2 min read

Spot the queen part 3

In beekeeping courses you’re always taught to look carefully at the underside of the queen excluder (QE) when removing it incase the queen is there. If she’s not you can then gently place it to one side and start the inspection.

It sometimes also pays to look at the top of the QE …

Queen above the QE

Queen above the QE

I inspected this colony last Sunday and my notes said something like “beautifully calm, behaving queenright but looking queenless … frame of eggs?”. The colony was on a single brood with a QE and one super, topped with a perspex crownboard. The ‘frame of eggs’ comment indicated I thought it would be wise to add a frame of eggs to the colony – if they were queenright they’d simply raise them as worker brood. However, if they were queenless they’d use them to raise queen cells.

I was running out of time and anyway wanted eggs from a colony in a different apiary. If the colony were going to raise a new queen I wanted it to come from better stock. Alternatively, I’d wait and provide them with one of a recent batch of mated queens once they had laid up a good frame or two to demonstrate their quality. I closed them up and made a mental note to deal with the colony later in the week.

If they behave queenright, perhaps they are …

I peeked through the perspex crownboard this afternoon while visiting the apiary and saw a distinctive looking bee walking about on the underside of the crownboard. Despite being upside down it was clear, even with a very brief view, that it was a small, dark queen. She was walking calmly about the super and wasn’t being hassled by the workers.

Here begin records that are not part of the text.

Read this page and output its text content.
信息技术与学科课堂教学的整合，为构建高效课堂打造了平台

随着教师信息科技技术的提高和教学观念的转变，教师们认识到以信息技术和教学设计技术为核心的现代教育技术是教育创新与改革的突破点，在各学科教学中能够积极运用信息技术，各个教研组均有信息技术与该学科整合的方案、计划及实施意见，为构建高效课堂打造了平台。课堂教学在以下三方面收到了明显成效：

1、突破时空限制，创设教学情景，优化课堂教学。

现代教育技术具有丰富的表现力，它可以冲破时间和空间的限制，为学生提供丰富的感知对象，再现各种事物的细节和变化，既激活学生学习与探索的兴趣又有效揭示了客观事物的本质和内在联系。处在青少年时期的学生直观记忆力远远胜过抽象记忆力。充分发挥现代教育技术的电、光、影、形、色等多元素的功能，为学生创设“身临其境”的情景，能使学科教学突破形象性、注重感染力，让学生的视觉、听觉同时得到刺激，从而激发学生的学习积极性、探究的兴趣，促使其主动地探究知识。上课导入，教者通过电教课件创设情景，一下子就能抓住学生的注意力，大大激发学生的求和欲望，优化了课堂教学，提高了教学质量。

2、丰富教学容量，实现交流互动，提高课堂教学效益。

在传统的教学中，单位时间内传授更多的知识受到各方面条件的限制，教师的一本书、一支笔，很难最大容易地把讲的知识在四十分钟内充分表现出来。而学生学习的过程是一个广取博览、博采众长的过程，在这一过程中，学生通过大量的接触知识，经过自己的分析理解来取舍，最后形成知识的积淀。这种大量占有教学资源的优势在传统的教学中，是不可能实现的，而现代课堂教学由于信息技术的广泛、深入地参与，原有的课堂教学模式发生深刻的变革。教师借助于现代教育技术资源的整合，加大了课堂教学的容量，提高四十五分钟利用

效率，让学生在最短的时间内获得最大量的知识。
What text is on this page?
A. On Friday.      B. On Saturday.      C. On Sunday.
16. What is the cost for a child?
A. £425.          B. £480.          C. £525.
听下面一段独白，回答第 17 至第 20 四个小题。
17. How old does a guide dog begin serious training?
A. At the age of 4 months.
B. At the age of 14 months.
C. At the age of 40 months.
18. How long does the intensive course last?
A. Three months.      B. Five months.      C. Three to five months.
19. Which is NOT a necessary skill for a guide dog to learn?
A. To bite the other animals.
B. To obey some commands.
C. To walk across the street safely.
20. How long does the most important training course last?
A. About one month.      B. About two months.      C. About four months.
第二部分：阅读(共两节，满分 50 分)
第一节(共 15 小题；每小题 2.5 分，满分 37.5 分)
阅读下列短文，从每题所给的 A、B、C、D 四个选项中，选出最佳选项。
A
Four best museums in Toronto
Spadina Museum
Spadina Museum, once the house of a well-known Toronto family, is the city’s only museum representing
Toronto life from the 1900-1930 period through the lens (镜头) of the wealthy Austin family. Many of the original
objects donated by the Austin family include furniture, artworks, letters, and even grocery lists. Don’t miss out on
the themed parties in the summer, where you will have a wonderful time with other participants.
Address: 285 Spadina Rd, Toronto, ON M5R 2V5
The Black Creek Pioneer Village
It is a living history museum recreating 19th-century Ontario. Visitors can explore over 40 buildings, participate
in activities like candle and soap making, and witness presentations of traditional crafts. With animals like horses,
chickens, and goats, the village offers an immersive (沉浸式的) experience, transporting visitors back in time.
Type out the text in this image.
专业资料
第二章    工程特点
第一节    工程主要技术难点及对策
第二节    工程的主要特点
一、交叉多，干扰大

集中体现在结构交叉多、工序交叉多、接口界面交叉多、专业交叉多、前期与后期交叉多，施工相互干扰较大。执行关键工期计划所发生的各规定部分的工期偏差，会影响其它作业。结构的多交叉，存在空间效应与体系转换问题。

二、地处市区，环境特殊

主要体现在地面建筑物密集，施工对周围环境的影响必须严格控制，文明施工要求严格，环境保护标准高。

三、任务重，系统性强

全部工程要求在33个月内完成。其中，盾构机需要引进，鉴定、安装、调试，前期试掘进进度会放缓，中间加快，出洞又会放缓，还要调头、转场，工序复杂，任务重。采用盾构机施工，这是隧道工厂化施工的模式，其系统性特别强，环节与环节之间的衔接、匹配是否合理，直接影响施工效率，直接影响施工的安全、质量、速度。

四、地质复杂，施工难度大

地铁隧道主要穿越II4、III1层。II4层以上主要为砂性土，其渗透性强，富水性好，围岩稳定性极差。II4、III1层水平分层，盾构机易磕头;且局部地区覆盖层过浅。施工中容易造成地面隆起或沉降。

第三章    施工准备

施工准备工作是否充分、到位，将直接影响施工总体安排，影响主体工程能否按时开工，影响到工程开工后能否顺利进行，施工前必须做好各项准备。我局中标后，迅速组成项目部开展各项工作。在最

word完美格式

I strongly suspected that she was a virgin that had either wiggled through the QE – perhaps it’s damaged or she was particularly small at emergence – and then got trapped. Alternatively, and perhaps more likely, I’d inadvertently placed a brood frame near the super during a previous inspection and she’d walked across. This colony is in the bee shed and space is a bit cramped during inspections.

I know from my notes that the colony had an unsealed queen cell in it a couple of weeks ago so – weather permitting – there should still be sufficient time to get her mated before she’s too old. I removed the super, located her on the QE, gently lifted her off and placed her in the brood box. She wandered quietly down between the brood frames and the bees didn’t seem at all perturbed.